U.S. Initial Unemployment Insurance Claims Hit 2-1/2-Year Low
by Carol Stone   December 30, 2010

Initial claims for unemployment insurance dropped last week to 388,000 from 422,000 during the prior period (revised from 420,000). This was the lowest count since 385,000 on July 12, 2008, and also the first below 400,000 since that time. The four-week moving average declined from 426,500 a week ago to 414,000, the lowest since July 26, 2008. Consensus forecasts had looked for basically no change at 420,000.

We checked the seasonal factors to see if the timing of the Christmas holiday might have distorted this reported performance.

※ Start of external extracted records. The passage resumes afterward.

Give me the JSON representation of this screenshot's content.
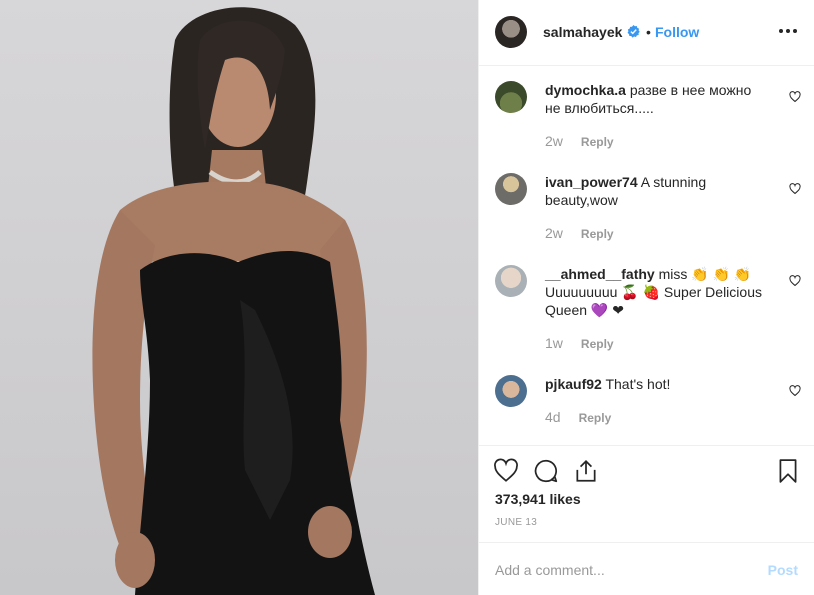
{
  "post": {
    "author": "salmahayek",
    "separator": "•",
    "follow_label": "Follow",
    "verified_icon": "verified-badge-icon",
    "more_icon": "more-options-icon"
  },
  "comments": [
    {
      "username": "dymochka.a",
      "line1": "разве в нее можно",
      "line2": "не влюбиться.....",
      "line3": "",
      "age": "2w",
      "reply": "Reply"
    },
    {
      "username": "ivan_power74",
      "line1": "A stunning",
      "line2": "beauty,wow",
      "line3": "",
      "age": "2w",
      "reply": "Reply"
    },
    {
      "username": "__ahmed__fathy",
      "line1": "miss 👏 👏 👏",
      "line2": "Uuuuuuuuu 🍒 🍓 Super Delicious",
      "line3": "Queen 💜 ❤",
      "age": "1w",
      "reply": "Reply"
    },
    {
      "username": "pjkauf92",
      "line1": "That's hot!",
      "line2": "",
      "line3": "",
      "age": "4d",
      "reply": "Reply"
    }
  ],
  "stats": {
    "likes": "373,941 likes",
    "date": "JUNE 13"
  },
  "composer": {
    "placeholder": "Add a comment...",
    "post_label": "Post"
  },
  "colors": {
    "accent": "#3897f0",
    "muted": "#999999",
    "post_disabled": "#b3dbff",
    "text": "#262626"
  }
}
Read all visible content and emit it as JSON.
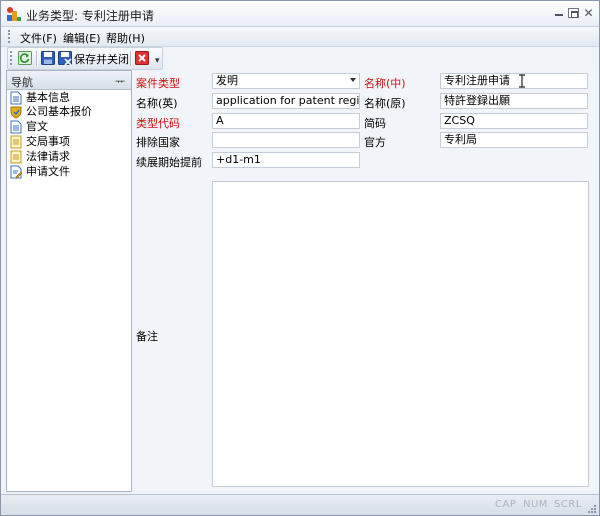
{
  "window": {
    "title": "业务类型: 专利注册申请"
  },
  "menubar": {
    "items": [
      "文件(F)",
      "编辑(E)",
      "帮助(H)"
    ]
  },
  "toolbar": {
    "refresh_icon": "refresh-icon",
    "save_icon": "save-icon",
    "save_close_label": "保存并关闭",
    "delete_icon": "delete-icon"
  },
  "nav": {
    "title": "导航",
    "pin": "ᅲ",
    "items": [
      {
        "label": "基本信息",
        "icon": "document-icon"
      },
      {
        "label": "公司基本报价",
        "icon": "shield-icon"
      },
      {
        "label": "官文",
        "icon": "document-icon"
      },
      {
        "label": "交局事项",
        "icon": "notepad-icon"
      },
      {
        "label": "法律请求",
        "icon": "notepad-icon"
      },
      {
        "label": "申请文件",
        "icon": "document-edit-icon"
      }
    ]
  },
  "form": {
    "case_type": {
      "label": "案件类型",
      "value": "发明"
    },
    "name_cn": {
      "label": "名称(中)",
      "value": "专利注册申请"
    },
    "name_en": {
      "label": "名称(英)",
      "value": "application for patent registrat"
    },
    "name_orig": {
      "label": "名称(原)",
      "value": "特許登録出願"
    },
    "type_code": {
      "label": "类型代码",
      "value": "A"
    },
    "short_code": {
      "label": "简码",
      "value": "ZCSQ"
    },
    "excluded_countries": {
      "label": "排除国家",
      "value": ""
    },
    "office": {
      "label": "官方",
      "value": "专利局"
    },
    "extension_start": {
      "label": "续展期始提前",
      "value": "+d1-m1"
    },
    "remarks": {
      "label": "备注",
      "value": ""
    }
  },
  "statusbar": {
    "cap": "CAP",
    "num": "NUM",
    "scrl": "SCRL"
  },
  "colors": {
    "required_label": "#d01010",
    "accent": "#1f5fbf"
  }
}
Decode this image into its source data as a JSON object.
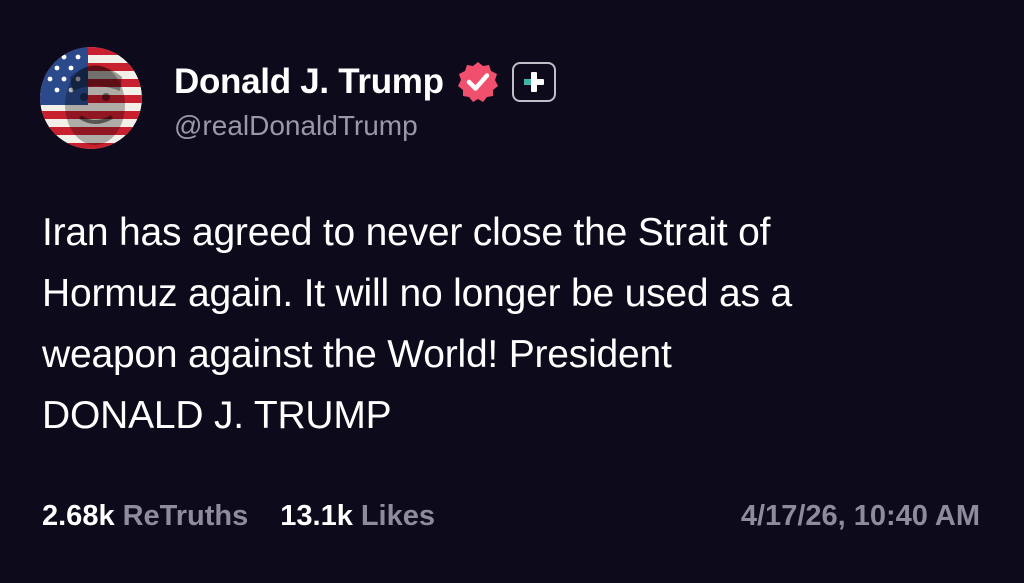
{
  "post": {
    "author": {
      "display_name": "Donald J. Trump",
      "handle": "@realDonaldTrump",
      "avatar_icon": "flag-portrait-avatar",
      "verified_icon": "verified-badge-icon",
      "follow_icon": "plus-icon",
      "verified_color": "#f0506e"
    },
    "body_lines": [
      "Iran has agreed to never close the Strait of",
      "Hormuz again. It will no longer be used as a",
      "weapon against the World! President",
      "DONALD J. TRUMP"
    ],
    "stats": {
      "retruths_count": "2.68k",
      "retruths_label": "ReTruths",
      "likes_count": "13.1k",
      "likes_label": "Likes"
    },
    "timestamp": "4/17/26, 10:40 AM"
  },
  "colors": {
    "background": "#0d0a1c",
    "text_primary": "#ffffff",
    "text_secondary": "#8e8c9a",
    "badge": "#f0506e"
  }
}
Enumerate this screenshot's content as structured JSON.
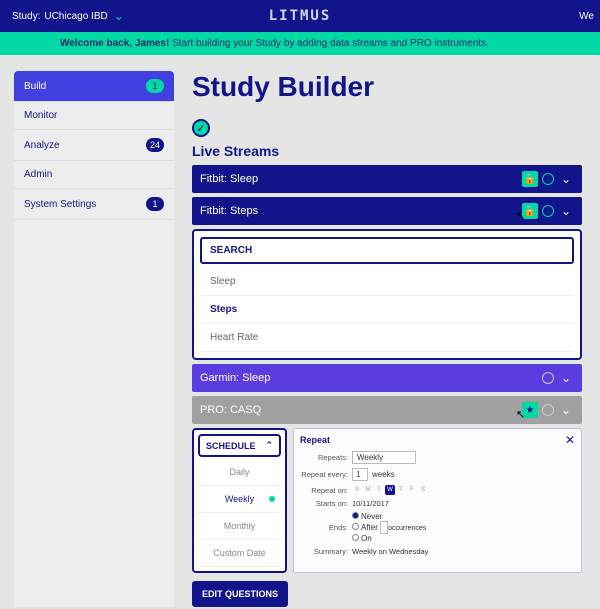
{
  "topbar": {
    "study_label": "Study:",
    "study_name": "UChicago IBD",
    "brand": "LITMUS",
    "right": "We"
  },
  "banner": {
    "bold": "Welcome back, James!",
    "rest": " Start building your Study by adding data streams and PRO instruments."
  },
  "sidebar": {
    "items": [
      {
        "label": "Build",
        "badge": "1",
        "active": true,
        "badge_style": "teal"
      },
      {
        "label": "Monitor"
      },
      {
        "label": "Analyze",
        "badge": "24",
        "badge_style": "dark"
      },
      {
        "label": "Admin"
      },
      {
        "label": "System Settings",
        "badge": "1",
        "badge_style": "dark"
      }
    ]
  },
  "page_title": "Study Builder",
  "section": "Live Streams",
  "streams": [
    {
      "title": "Fitbit: Sleep",
      "style": "navy",
      "lock": true,
      "ring": "teal"
    },
    {
      "title": "Fitbit: Steps",
      "style": "navy",
      "lock": true,
      "ring": "teal"
    },
    {
      "title": "Garmin: Sleep",
      "style": "purple",
      "lock": false,
      "ring": "gray"
    },
    {
      "title": "PRO: CASQ",
      "style": "gray",
      "lock": false,
      "ring": "gray",
      "star": true
    }
  ],
  "search": {
    "placeholder": "SEARCH",
    "options": [
      {
        "label": "Sleep"
      },
      {
        "label": "Steps",
        "selected": true
      },
      {
        "label": "Heart Rate"
      }
    ]
  },
  "schedule": {
    "header": "SCHEDULE",
    "options": [
      {
        "label": "Daily"
      },
      {
        "label": "Weekly",
        "selected": true
      },
      {
        "label": "Monthly"
      },
      {
        "label": "Custom Date"
      }
    ]
  },
  "repeat": {
    "title": "Repeat",
    "repeats_label": "Repeats:",
    "repeats_value": "Weekly",
    "every_label": "Repeat every:",
    "every_num": "1",
    "every_unit": "weeks",
    "on_label": "Repeat on:",
    "days": [
      "S",
      "M",
      "T",
      "W",
      "T",
      "F",
      "S"
    ],
    "day_selected": 3,
    "starts_label": "Starts on:",
    "starts_value": "10/11/2017",
    "ends_label": "Ends:",
    "end_options": [
      {
        "label": "Never",
        "on": true
      },
      {
        "label": "After",
        "suffix": "occurrences"
      },
      {
        "label": "On"
      }
    ],
    "summary_label": "Summary:",
    "summary_value": "Weekly on Wednesday"
  },
  "edit_btn": "EDIT QUESTIONS"
}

But the Labor Department's seasonals have a pattern very similar to that in December 2004, which had the same configuration of dates. After seasonal adjustment, initial claims then were basically flat through the part of December corresponding to these latest weeks, indicating that the seasonals fully accounted for the sharp rise in actual claimants as Christmas approached. There seems to be no statistical reason, then, to distrust this current sharp drop in seasonally adjusted initial claims. That is, it may signal a genuine improvement in labor market conditions.

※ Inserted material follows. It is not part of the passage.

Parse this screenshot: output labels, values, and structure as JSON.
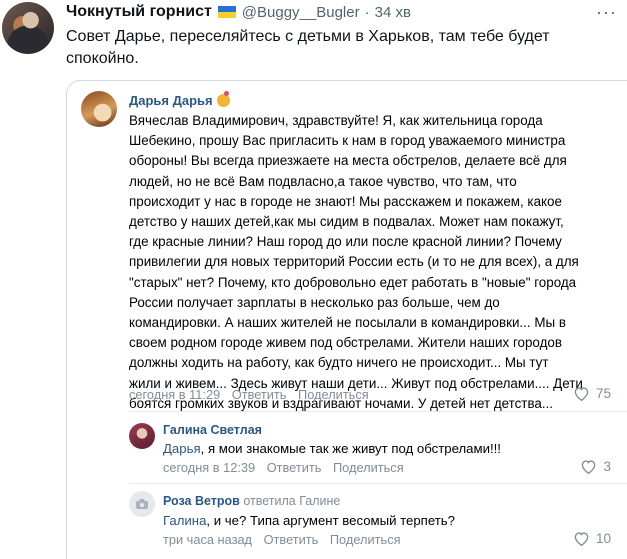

The other aspects of the report don't yield quite the improvement that initial claims do, although they cover earlier periods of December. Continuing claims for state-administered programs, reported today for the December 18 week, rose 57,000 to 4.128 million and partially reversed the prior week's 96,000 decline. This put the four-week average at 4.120 million, the lowest since November 22, 2008. The insured unemployment rate ticked back up to 3.3% from the previous week's 3.2%. There were minimal revisions to previous weeks' figures. These claimants are, however, only about half of the total number of people currently receiving unemployment insurance. Regular extended benefits, with eligibility dependent on conditions in individual states, fell 73,747 to 819,269 on that program's latest reporting date, December 11. The other extra program, Emergency Unemployment Compensation program, referred to as EUC 2008, saw a 77,741 decline to 3,711,288 beneficiaries in the December 11 week.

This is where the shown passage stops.